By George Khoury, Esq. on March 08, 2018 | Last updated on March 21, 2019

The Law School Admissions Council is in some serious hot water with the law right now as a federal judge in California just held the organization in contempt. Shockingly, the contempt order came as a result of LSAC's failure to abide by a consent decree that implemented major changes to the testing accommodations process for disabled test takers.

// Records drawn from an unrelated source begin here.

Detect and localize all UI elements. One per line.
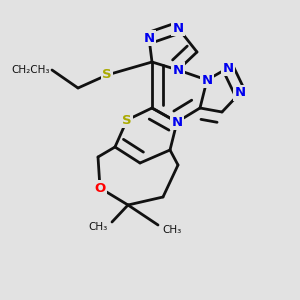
Text: S: S [102,68,112,82]
Text: N: N [222,61,234,74]
Text: N: N [201,74,213,86]
Text: CH₃: CH₃ [162,225,181,235]
Text: N: N [172,22,184,34]
Text: N: N [171,116,183,128]
Text: N: N [234,86,246,100]
Text: O: O [94,182,106,194]
Text: S: S [122,113,132,127]
Text: N: N [172,64,184,76]
Text: CH₃: CH₃ [89,222,108,232]
Text: CH₂CH₃: CH₂CH₃ [11,65,50,75]
Text: N: N [143,32,155,44]
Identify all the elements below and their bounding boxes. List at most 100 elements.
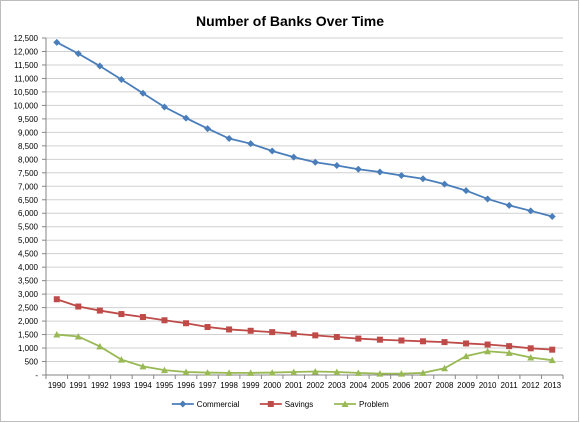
axes: - 500 1,000 1,500 2,000 2,500 3,000 3,500 4,000 4… (14, 34, 564, 390)
data-point (333, 333, 340, 340)
data-point (161, 317, 168, 324)
data-point (182, 368, 190, 376)
data-point (484, 195, 492, 203)
data-point (527, 345, 534, 352)
x-tick-label: 1995 (156, 381, 174, 390)
data-point (527, 353, 535, 361)
data-point (505, 349, 513, 356)
data-point (484, 341, 491, 348)
data-point (548, 212, 556, 220)
legend-item-problem: Problem (334, 400, 389, 409)
data-point (290, 330, 297, 337)
y-tick-label: 2,500 (18, 304, 39, 313)
data-point (548, 356, 556, 364)
data-point (96, 62, 104, 70)
data-point (376, 370, 384, 377)
legend: Commercial Savings Problem (171, 400, 389, 409)
legend-label: Savings (285, 400, 313, 409)
data-point (247, 327, 254, 334)
x-tick-label: 2007 (414, 381, 432, 390)
data-point (311, 158, 319, 166)
x-tick-label: 1999 (242, 381, 260, 390)
x-tick-label: 2010 (479, 381, 497, 390)
y-tick-label: 1,500 (18, 331, 39, 340)
data-point (160, 366, 168, 374)
y-tick-label: 1,000 (18, 344, 39, 353)
y-tick-label: 11,500 (14, 61, 38, 70)
series-line (56, 333, 553, 375)
y-tick-label: 7,500 (18, 169, 39, 178)
x-tick-label: 2002 (306, 381, 324, 390)
data-point (419, 338, 426, 345)
y-tick-label: 500 (25, 358, 39, 367)
data-point (75, 303, 82, 310)
x-tick-label: 2013 (543, 381, 561, 390)
data-point (226, 326, 233, 333)
x-tick-label: 1996 (177, 381, 195, 390)
series-commercial (53, 38, 556, 220)
data-point (462, 187, 470, 195)
data-point (74, 332, 82, 340)
data-point (183, 320, 190, 327)
series-savings (53, 296, 556, 353)
data-point (376, 168, 384, 176)
data-point (549, 346, 556, 353)
data-point (312, 332, 319, 339)
x-tick-label: 1998 (220, 381, 238, 390)
y-tick-label: 8,500 (18, 142, 39, 151)
y-tick-label: 4,000 (18, 263, 39, 272)
y-tick-label: 7,000 (18, 182, 39, 191)
data-point (160, 103, 168, 111)
y-tick-label: - (35, 371, 38, 380)
data-point (397, 171, 405, 179)
data-point (398, 337, 405, 344)
data-point (117, 76, 125, 84)
x-tick-label: 1990 (48, 381, 66, 390)
y-tick-label: 12,500 (14, 34, 39, 43)
legend-item-commercial: Commercial (171, 400, 240, 409)
data-point (268, 147, 276, 155)
data-point (354, 369, 362, 376)
y-tick-label: 10,500 (14, 88, 39, 97)
x-tick-label: 2009 (457, 381, 475, 390)
y-tick-label: 12,000 (14, 47, 39, 56)
data-point (441, 364, 449, 372)
series-problem (53, 331, 556, 377)
x-tick-label: 1992 (91, 381, 109, 390)
data-point (376, 336, 383, 343)
data-point (118, 311, 125, 318)
y-tick-label: 8,000 (18, 155, 39, 164)
x-tick-label: 1997 (199, 381, 217, 390)
data-point (419, 175, 427, 183)
x-tick-label: 2011 (501, 381, 519, 390)
series-line (56, 298, 553, 351)
data-point (354, 165, 362, 173)
series-layer (53, 38, 556, 377)
legend-item-savings: Savings (259, 400, 313, 409)
data-point (139, 362, 147, 370)
data-point (182, 114, 190, 122)
data-point (462, 352, 470, 360)
data-point (397, 370, 405, 377)
data-point (96, 307, 103, 314)
data-point (268, 369, 276, 376)
y-tick-label: 3,500 (18, 277, 39, 286)
data-point (225, 369, 233, 376)
data-point (74, 50, 82, 58)
data-point (247, 140, 255, 148)
y-tick-label: 11,000 (14, 74, 38, 83)
y-tick-label: 4,500 (18, 250, 39, 259)
x-tick-label: 1994 (134, 381, 152, 390)
legend-swatch-marker (341, 400, 349, 407)
data-point (505, 201, 513, 209)
data-point (225, 135, 233, 143)
data-point (53, 38, 61, 46)
data-point (506, 343, 513, 350)
data-point (117, 356, 125, 363)
data-point (139, 314, 146, 321)
chart-title: Number of Banks Over Time (196, 13, 384, 29)
x-tick-label: 2000 (263, 381, 281, 390)
legend-swatch-marker (179, 400, 187, 408)
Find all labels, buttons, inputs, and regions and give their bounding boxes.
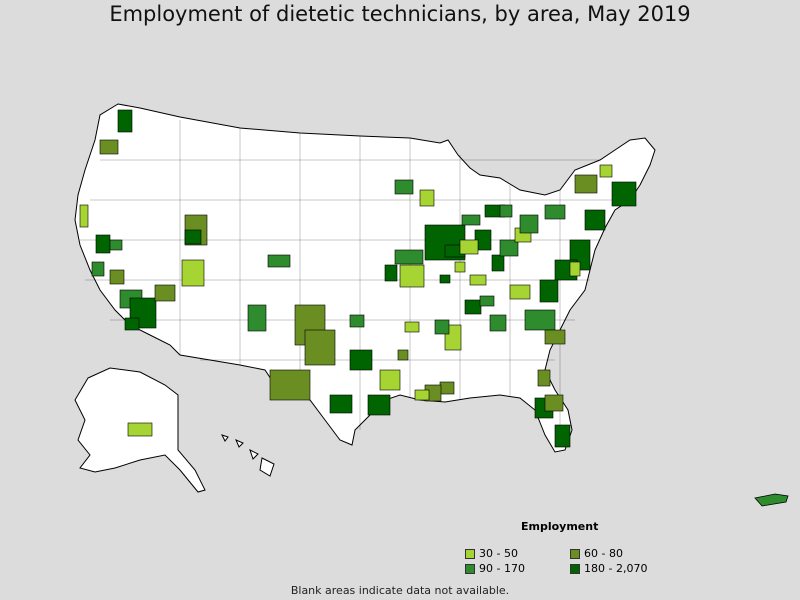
employment-area [394,249,424,265]
footnote: Blank areas indicate data not available. [290,584,510,597]
employment-area [439,381,455,395]
employment-area [184,229,202,245]
alaska-anchorage-area [127,422,153,437]
employment-area [419,189,435,207]
legend-label-1: 30 - 50 [479,547,518,560]
employment-area [439,274,451,284]
legend-swatch-1 [465,548,475,559]
legend-items: 30 - 50 60 - 80 90 - 170 180 - 2,070 [465,547,665,575]
employment-area [349,314,365,328]
hawaii-island-3 [249,449,259,460]
puerto-rico [754,493,789,507]
legend-label-2: 60 - 80 [584,547,623,560]
employment-area [499,204,513,218]
employment-area [499,239,519,257]
employment-area [95,234,111,254]
employment-area [181,259,205,287]
map-title: Employment of dietetic technicians, by a… [109,2,691,26]
employment-area [469,274,487,286]
employment-area [454,261,466,273]
employment-area [109,239,123,251]
legend-swatch-2 [570,548,580,559]
employment-area [91,261,105,277]
legend-item-2: 60 - 80 [570,547,680,560]
employment-area [99,139,119,155]
employment-area [367,394,391,416]
employment-area [611,181,637,207]
employment-area [384,264,398,282]
legend-item-1: 30 - 50 [465,547,570,560]
legend-item-3: 90 - 170 [465,562,570,575]
employment-area [79,204,89,228]
employment-area [479,295,495,307]
legend-label-3: 90 - 170 [479,562,525,575]
hawaii [221,434,275,477]
employment-area [459,239,479,255]
employment-areas [79,109,637,448]
employment-area [394,179,414,195]
employment-area [519,214,539,234]
employment-area [109,269,125,285]
employment-area [267,254,291,268]
employment-area [397,349,409,361]
employment-area [544,329,566,345]
employment-area [461,214,481,226]
employment-area [129,297,157,329]
employment-area [304,329,336,366]
hawaii-island-4 [259,457,275,477]
employment-area [574,174,598,194]
alaska [74,367,206,493]
employment-area [539,279,559,303]
employment-area [117,109,133,133]
puerto-rico-island [754,493,789,507]
employment-area [524,309,556,331]
employment-area [154,284,176,302]
employment-area [379,369,401,391]
employment-area [489,314,507,332]
employment-area [349,349,373,371]
legend-item-4: 180 - 2,070 [570,562,680,575]
employment-area [124,317,140,331]
employment-area [269,369,311,401]
employment-area [544,394,564,412]
employment-area [599,164,613,178]
legend-swatch-4 [570,563,580,574]
employment-area [584,209,606,231]
employment-area [414,389,430,401]
employment-area [491,254,505,272]
employment-area [509,284,531,300]
employment-area [434,319,450,335]
employment-area [537,369,551,387]
legend-title: Employment [521,520,599,533]
legend-swatch-3 [465,563,475,574]
employment-area [554,424,571,448]
employment-area [544,204,566,220]
legend-label-4: 180 - 2,070 [584,562,648,575]
employment-area [404,321,420,333]
legend: Employment 30 - 50 60 - 80 90 - 170 180 … [465,520,665,575]
employment-area [464,299,482,315]
hawaii-island-2 [235,439,244,448]
hawaii-island-1 [221,434,229,442]
employment-area [569,261,581,277]
employment-area [399,264,425,288]
employment-area [329,394,353,414]
employment-area [247,304,267,332]
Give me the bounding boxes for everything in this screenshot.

Upon review of the matter, on motion by the DFEH, the court found that the LSAC, and its appointed monitor, were in violation of the consent decree setting forth particular requirements. And if you doubt that it was bad, the contempt order explained that blind and other disabled test takers were showing up to take the test without any accommodations being provided, despite accommodations being requested. Over a two year period between 2015 and 2017, only eight accommodation request appeals were processed, which, given the number of requests, was indicative of a policy that discouraged appeals.

Partial Denial Policy

One of the major issues discussed in the contempt order is the LSAC policy of issuing a partial accommodation to a majority of the requests, with the expectation that test takers will just accept the offer.

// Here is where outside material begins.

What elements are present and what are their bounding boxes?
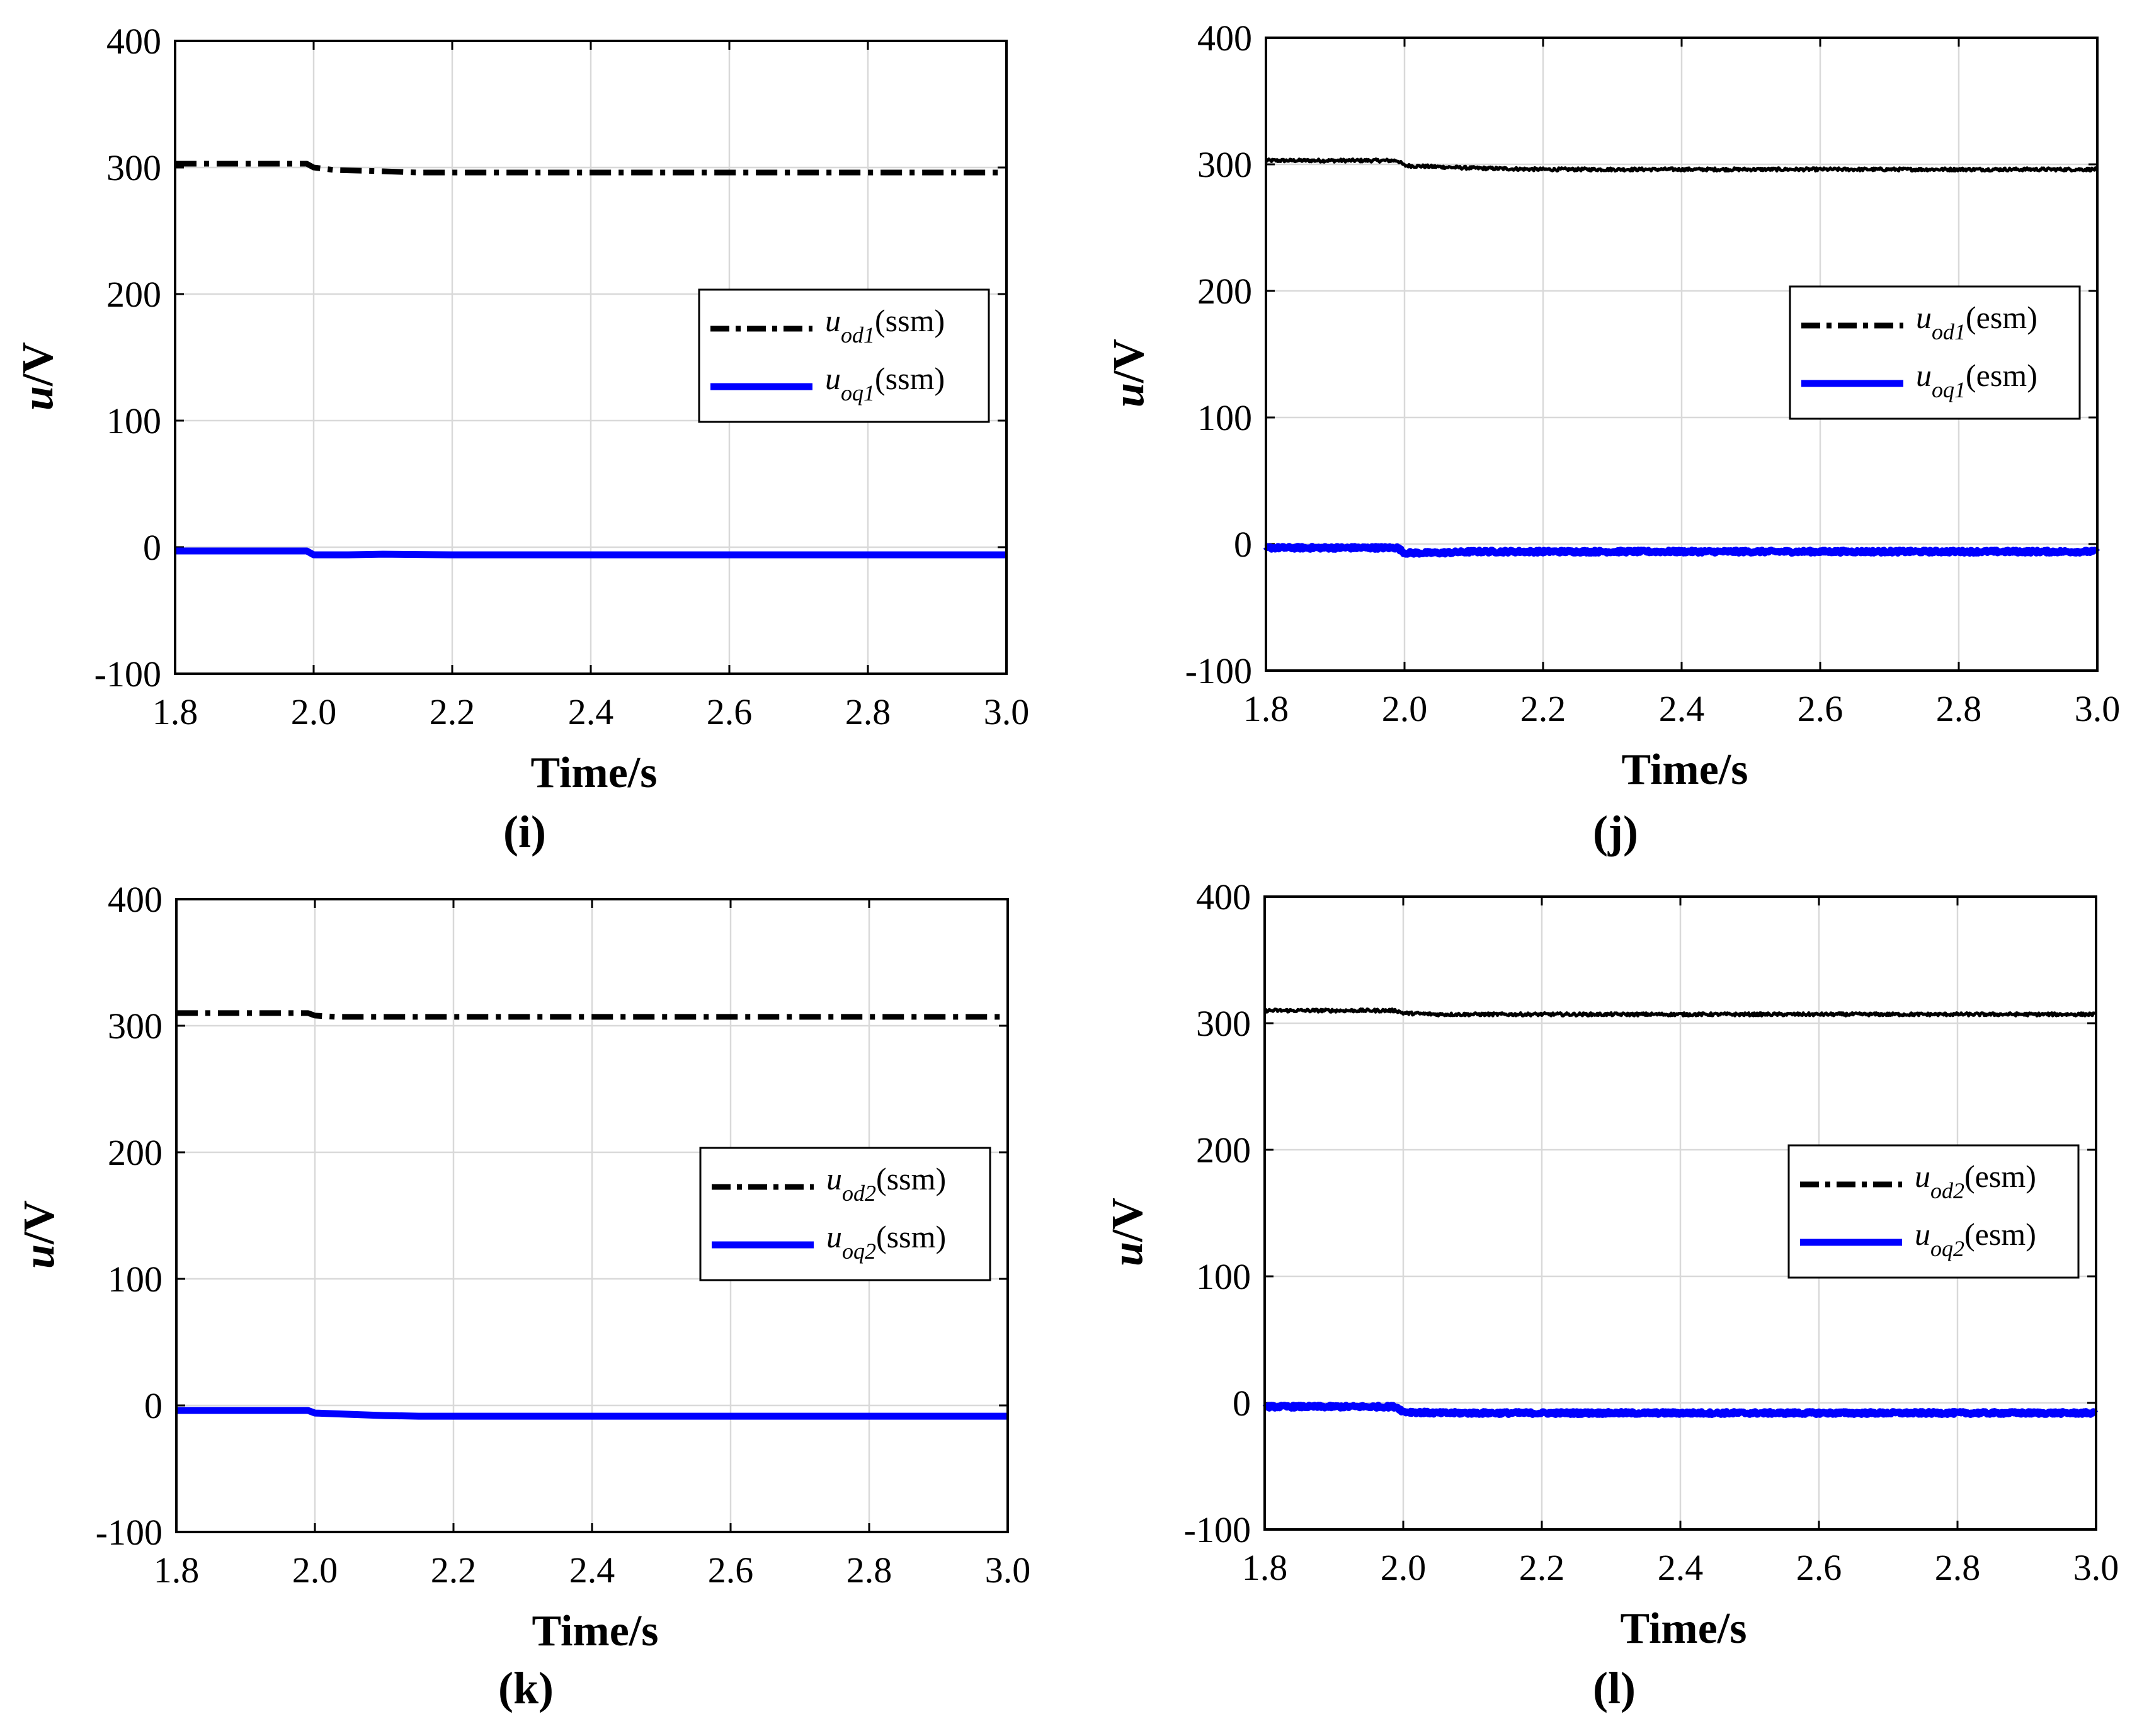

Notably, many would receive the partial accommodation determination after the deadline to file additional documentation, or with an unreasonably short amount of time to respond, such as 48 hours. This short, or non-existent, turnaround time meant that test takers that required more than a partial accommodation would have to wait until the next available testing date. During a two year period after the consent decree went into effect, nearly a thousand test takers received one of these partial accommodation letters.

Contempt Order

Basically, the contempt order requires continued and improved monitoring of the LSAC's disability accommodations process for an additional two years. Interestingly, the court found that while the appointed monitor failed, as a result of there being no mechanism to change the monitor in the decree, they would be given another opportunity. With any luck, as the fees will start adding up if they can't get it right, the contempt finding will inspire LSAC to truly improve their process.